One of the jobs of being a database developer or
administrator is to update records when there is a new request. For
example, imagine a company has decided to change the minimum salary of all
employees and the manager gives it to you. If the company is small as
having less than 10 employees, you can easily open the table or the form
that holds the employees records, manually examine the employees with the
lowest salary, and then change those who have a salary below the company's
new set. You can also create an update query that would perform the task.
The job here is to check all salaries but to make a change only to
those that respond to a specific criterion. For example, if you must
change the minimum salary to 8.55, your change would affect only those
employees who are making less than $8.55/hr.
Imagine a company has decided to give a general raise
to all employees, for example $0.35. Once again, for a small company of 10
employees or less, you can simply open the table or the form that holds
employees records, get to the salary column, and add the new raise to each
salary. If the company is medium to large, you cannot take the risk of
doing this manually. Once again, you have various alternatives to solving
this type of problem. For example, you can create an update query using a
SQL statement and perform the task.
As mentioned already, if you try solving this type of
problem manually, you are likely to make a mistake. Solving it with an
update query may not be as friendly because, after creating the query,
since you cannot just hand a query to a "casual" user, you would
then have to either train a user, which could be a waste of time, or
create a form, in which case, you would work twice to solve one problem.

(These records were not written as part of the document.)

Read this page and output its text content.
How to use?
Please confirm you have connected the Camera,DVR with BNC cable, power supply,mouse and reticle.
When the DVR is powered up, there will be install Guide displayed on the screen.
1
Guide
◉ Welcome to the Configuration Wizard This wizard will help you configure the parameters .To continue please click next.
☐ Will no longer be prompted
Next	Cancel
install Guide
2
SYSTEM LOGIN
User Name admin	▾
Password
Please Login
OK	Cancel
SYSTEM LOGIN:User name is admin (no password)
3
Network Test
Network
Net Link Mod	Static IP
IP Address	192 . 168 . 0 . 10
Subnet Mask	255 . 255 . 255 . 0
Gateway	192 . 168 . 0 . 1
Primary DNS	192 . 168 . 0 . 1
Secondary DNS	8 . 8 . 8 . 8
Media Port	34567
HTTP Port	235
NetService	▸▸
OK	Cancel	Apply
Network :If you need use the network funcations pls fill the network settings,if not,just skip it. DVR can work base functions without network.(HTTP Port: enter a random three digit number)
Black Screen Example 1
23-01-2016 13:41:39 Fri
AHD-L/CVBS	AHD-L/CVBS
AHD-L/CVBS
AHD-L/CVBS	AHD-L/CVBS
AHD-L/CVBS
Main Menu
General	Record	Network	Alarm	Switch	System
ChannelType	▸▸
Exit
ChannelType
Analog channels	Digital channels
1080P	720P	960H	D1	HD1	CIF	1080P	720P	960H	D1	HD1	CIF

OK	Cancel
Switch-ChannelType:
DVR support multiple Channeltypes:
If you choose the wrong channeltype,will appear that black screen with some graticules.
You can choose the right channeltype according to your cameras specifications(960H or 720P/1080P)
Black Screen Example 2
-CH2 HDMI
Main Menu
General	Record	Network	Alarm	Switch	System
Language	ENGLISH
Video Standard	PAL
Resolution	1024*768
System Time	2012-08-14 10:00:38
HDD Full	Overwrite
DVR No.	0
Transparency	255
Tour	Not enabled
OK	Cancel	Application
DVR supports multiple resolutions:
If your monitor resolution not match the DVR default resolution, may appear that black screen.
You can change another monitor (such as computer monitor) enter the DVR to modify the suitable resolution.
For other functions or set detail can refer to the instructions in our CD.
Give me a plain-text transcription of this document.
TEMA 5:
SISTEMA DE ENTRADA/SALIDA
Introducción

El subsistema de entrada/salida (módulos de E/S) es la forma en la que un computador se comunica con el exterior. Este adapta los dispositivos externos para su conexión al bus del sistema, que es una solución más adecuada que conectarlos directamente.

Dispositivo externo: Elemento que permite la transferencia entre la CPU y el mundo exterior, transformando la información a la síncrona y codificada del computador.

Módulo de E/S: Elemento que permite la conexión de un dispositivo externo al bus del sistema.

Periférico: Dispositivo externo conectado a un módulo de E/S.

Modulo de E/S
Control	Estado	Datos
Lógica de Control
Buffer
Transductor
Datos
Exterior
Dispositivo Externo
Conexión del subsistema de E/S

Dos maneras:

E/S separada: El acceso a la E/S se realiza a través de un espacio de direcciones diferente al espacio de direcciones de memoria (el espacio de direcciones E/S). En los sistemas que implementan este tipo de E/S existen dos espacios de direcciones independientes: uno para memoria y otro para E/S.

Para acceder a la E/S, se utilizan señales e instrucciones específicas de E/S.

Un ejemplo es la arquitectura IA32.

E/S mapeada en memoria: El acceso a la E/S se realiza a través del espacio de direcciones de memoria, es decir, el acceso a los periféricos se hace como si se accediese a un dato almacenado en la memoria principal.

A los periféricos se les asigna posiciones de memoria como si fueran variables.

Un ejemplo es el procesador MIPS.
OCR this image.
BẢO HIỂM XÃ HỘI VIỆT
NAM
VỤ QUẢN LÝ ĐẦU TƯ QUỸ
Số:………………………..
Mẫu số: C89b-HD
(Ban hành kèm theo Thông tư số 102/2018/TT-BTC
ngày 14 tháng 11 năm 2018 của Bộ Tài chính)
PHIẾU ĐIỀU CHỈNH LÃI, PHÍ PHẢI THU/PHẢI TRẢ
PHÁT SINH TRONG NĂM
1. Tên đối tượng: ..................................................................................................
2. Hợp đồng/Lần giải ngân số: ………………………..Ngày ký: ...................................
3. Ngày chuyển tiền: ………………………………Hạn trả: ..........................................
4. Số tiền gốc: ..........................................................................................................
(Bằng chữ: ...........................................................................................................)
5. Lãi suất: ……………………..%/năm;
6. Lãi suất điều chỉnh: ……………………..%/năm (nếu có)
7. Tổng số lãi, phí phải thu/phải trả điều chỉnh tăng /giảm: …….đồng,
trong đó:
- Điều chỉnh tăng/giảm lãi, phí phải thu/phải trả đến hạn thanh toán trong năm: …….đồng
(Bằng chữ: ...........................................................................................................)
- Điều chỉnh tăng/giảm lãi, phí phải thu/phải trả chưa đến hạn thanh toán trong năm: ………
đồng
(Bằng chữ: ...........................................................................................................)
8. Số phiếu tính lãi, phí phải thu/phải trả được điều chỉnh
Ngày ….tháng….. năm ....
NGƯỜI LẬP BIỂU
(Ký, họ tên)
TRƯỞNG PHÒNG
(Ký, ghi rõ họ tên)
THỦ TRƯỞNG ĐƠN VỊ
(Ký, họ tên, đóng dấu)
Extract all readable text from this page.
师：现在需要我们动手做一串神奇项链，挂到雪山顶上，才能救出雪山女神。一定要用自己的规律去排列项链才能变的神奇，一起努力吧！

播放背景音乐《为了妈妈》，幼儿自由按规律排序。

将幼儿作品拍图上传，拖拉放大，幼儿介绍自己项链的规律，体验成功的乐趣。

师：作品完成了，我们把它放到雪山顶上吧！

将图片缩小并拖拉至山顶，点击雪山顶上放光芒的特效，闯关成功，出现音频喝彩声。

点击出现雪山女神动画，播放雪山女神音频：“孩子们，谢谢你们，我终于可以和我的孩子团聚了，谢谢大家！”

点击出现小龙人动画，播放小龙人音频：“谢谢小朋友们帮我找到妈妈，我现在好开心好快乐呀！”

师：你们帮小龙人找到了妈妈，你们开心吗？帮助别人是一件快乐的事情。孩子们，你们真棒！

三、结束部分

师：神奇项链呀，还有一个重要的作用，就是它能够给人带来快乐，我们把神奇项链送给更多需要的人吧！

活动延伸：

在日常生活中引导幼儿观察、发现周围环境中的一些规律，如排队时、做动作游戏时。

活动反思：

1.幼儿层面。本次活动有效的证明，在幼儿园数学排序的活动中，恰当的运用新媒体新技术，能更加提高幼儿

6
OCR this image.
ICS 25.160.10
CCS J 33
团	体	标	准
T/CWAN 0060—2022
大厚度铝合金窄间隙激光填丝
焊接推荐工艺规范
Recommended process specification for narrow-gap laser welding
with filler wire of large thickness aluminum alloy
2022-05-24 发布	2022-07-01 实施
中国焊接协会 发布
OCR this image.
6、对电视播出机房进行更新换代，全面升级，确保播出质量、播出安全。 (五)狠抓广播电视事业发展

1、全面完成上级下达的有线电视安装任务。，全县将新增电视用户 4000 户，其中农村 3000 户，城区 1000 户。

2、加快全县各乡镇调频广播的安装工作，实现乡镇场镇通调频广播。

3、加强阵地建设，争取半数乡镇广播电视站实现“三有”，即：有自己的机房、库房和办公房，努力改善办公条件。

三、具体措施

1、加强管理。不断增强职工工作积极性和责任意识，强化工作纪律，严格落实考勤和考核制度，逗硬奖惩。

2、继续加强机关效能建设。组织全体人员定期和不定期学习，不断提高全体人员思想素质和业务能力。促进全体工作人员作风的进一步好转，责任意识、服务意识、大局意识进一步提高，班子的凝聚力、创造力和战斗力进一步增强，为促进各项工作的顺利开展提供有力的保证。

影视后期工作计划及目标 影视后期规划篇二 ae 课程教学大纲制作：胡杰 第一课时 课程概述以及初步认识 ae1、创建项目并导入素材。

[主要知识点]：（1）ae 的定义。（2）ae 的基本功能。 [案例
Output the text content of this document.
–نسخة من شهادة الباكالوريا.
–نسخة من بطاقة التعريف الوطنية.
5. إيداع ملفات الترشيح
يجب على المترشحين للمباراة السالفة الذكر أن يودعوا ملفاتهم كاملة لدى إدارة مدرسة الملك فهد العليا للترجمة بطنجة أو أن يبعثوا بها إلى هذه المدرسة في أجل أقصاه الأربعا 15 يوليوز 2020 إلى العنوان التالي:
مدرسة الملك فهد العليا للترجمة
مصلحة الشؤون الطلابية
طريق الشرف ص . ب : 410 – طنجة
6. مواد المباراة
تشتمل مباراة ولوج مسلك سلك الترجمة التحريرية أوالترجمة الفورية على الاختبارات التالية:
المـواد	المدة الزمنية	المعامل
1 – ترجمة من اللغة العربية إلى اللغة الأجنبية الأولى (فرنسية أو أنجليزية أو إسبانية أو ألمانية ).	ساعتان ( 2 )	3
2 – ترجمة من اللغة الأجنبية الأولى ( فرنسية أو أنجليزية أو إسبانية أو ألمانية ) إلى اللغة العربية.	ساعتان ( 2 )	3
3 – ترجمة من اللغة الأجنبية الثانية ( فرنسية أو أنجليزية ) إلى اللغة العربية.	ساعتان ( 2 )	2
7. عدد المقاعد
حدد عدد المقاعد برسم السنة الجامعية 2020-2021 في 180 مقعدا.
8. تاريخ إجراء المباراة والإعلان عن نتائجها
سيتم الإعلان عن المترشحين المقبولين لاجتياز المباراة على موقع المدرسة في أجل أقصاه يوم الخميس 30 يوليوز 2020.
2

As ADO is not always as difficult as it may appear to be, these types of
problems can be solved with just a few lines of code. The advantage also
is that, as we will do here, you can create a simple for, make it
available to the user who can then fill it up with the desired value,
without your intervention. Of course, the form can also be used more than
once (it can also become dangerous if given to an irresponsible user who
may just decide to give a $10/hr raise to all 750 employees... Sweet).